Architecture

Chronix Architecture

The key data type of Chronix is called a record. It stores a chunk of time series data in a compressed binary large object. The record also stores technical fields, time stamps for start and end, that describe the time range of the chunk of data, and a set of arbitrary user-defined attributes. Storing records instead of individual pairs of time stamp and value has two major advantages:

  1. A reduced storage demand due to compression
  2. Almost constant query times for accessing a chunk due to indexable attributes and a constant overhead for decompression.

The architecture of Chronix has the four building blocks shown in Figure. It is well-suited to the parallelism of multi-core systems. All blocks can work in parallel to each other to increase the throughput.

Optional Transformation

Optional Transformation is optional (as the name implies) and reduces the amount of time series with the goal of storing fewer records.
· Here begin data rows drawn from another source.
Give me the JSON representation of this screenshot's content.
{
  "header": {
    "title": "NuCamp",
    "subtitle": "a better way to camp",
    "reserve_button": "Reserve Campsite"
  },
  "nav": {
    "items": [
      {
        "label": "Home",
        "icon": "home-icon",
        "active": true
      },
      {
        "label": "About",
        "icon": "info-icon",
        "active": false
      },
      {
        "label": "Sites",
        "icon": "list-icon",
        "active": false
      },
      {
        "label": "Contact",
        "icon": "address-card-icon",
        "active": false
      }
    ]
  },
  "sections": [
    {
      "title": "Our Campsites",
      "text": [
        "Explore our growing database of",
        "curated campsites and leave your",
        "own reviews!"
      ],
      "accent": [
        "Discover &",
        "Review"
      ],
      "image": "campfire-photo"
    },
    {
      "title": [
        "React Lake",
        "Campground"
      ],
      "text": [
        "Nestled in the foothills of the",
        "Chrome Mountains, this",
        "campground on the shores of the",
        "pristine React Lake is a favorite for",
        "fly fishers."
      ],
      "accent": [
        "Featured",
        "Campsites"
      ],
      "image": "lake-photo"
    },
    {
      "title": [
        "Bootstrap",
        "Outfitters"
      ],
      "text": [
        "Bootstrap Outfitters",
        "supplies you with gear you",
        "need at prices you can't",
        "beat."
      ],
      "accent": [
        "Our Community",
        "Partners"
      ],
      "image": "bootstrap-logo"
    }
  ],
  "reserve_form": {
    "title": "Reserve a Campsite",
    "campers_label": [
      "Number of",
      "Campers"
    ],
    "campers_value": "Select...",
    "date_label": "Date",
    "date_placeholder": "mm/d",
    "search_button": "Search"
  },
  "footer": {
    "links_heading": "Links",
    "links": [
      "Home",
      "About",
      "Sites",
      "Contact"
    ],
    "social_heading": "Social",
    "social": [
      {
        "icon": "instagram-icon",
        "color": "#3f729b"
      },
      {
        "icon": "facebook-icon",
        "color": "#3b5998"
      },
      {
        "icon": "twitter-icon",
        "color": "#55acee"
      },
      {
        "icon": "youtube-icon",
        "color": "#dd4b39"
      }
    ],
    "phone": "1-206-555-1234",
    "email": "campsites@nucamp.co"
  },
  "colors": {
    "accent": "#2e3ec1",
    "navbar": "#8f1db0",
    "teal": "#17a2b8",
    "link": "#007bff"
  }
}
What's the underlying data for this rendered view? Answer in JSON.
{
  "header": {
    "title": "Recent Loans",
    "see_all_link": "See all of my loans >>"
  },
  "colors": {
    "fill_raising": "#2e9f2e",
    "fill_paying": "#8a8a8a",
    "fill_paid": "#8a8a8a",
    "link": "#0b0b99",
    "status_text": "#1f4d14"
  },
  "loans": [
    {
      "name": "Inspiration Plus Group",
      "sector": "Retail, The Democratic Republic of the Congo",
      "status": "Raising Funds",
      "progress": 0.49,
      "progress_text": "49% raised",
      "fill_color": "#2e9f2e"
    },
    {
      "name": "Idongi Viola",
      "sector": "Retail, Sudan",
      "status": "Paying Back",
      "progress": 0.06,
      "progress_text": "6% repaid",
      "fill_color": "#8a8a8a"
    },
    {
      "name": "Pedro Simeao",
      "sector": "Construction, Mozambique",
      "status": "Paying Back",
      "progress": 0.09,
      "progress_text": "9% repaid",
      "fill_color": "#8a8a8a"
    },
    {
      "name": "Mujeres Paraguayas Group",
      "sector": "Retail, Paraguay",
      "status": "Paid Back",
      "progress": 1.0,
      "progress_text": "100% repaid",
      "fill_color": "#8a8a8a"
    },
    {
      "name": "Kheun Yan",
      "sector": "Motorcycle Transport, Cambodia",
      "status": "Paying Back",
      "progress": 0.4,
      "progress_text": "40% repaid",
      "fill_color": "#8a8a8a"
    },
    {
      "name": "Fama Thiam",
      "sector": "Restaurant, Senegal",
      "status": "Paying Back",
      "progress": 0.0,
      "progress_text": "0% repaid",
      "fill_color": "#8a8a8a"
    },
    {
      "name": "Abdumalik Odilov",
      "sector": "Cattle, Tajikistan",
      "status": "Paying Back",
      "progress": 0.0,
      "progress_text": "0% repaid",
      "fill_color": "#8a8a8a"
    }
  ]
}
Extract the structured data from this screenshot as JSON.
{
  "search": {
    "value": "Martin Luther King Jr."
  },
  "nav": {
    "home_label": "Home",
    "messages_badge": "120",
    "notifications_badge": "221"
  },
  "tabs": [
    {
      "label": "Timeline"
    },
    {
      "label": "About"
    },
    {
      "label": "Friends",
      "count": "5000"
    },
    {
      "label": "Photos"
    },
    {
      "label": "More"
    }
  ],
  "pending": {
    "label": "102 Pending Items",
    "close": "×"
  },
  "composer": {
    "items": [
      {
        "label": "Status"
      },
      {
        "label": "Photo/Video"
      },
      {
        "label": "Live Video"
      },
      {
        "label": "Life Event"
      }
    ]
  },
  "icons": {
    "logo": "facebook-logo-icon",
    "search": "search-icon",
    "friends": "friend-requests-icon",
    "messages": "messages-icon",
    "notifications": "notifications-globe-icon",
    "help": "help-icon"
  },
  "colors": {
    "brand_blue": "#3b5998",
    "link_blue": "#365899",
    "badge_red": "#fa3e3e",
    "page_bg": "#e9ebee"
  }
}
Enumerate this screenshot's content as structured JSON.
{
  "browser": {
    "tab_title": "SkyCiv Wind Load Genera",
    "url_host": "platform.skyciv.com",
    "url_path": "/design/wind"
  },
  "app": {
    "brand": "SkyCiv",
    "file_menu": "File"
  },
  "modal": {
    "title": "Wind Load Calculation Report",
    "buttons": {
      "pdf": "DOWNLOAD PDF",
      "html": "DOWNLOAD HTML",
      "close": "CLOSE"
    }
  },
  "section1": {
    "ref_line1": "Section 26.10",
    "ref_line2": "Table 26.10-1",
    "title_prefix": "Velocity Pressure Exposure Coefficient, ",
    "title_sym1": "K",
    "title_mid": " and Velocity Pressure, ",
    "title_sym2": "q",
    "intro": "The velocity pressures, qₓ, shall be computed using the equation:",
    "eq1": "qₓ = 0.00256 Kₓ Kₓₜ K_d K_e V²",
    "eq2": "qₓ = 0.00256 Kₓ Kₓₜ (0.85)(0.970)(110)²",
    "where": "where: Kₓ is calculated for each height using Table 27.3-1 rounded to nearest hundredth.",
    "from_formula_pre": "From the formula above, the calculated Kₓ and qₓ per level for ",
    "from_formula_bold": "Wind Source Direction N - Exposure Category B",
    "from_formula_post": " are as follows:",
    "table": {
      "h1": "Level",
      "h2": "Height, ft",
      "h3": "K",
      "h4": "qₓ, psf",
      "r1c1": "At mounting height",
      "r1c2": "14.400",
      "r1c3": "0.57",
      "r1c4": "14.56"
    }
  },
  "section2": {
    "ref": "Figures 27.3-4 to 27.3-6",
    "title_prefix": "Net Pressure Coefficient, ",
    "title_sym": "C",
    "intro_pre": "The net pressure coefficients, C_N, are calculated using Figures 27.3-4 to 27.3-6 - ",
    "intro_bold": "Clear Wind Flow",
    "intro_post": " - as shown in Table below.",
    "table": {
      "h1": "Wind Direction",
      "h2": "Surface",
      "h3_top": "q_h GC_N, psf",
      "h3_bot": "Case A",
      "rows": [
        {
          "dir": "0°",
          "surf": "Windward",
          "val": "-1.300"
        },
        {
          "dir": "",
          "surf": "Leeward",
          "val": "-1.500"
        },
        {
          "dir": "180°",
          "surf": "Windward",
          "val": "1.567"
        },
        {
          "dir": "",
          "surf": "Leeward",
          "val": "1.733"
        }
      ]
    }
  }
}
It uses techniques that exploit knowledge on the shape and the significance of a time series to remove irrelevant details even if some accuracy is lost, e.g. dimensionality reduction through aggregation.

Attributes and Chunks

Attributes and Chunks breaks down time series into chunks of n data points that are serialized into c Bytes. It also calculates the attributes and the pre-calculated values of the records. Part of this serialization is a Date-Delta Compaction that compares the deltas between time stamps. It serializes only the value if the aberration of two deltas is within a defined range, otherwise it writes both the time stamp and the value to the record's data field.

Basic Compression

Then Basic Compression uses gzip, a lossless compression technique that operates on c consecutive bytes. Only the record's data field is compressed to reduce the storage demand while the attributes remain uncompressed for access. Compression of operational time series data yields a high compression rate due its value characteristics. In spite of the decompression costs when accessing data, compression actually improves query times as data is processed faster.

Multi-Dimensional Storage

The Multi-Dimensional Storage holds the records in a compressed binary format. Only the fields that are necessary to locate the records are visible as so-called dimensions to the data storage system. Queries can then use any combination of those dimensions to locate records. Chronix uses Apache Solr as it ideally matches the requirements. Furthermore Chronix has built-in analysis functions, e.g, a trend and outlier detector, to optimize operational time series analyses.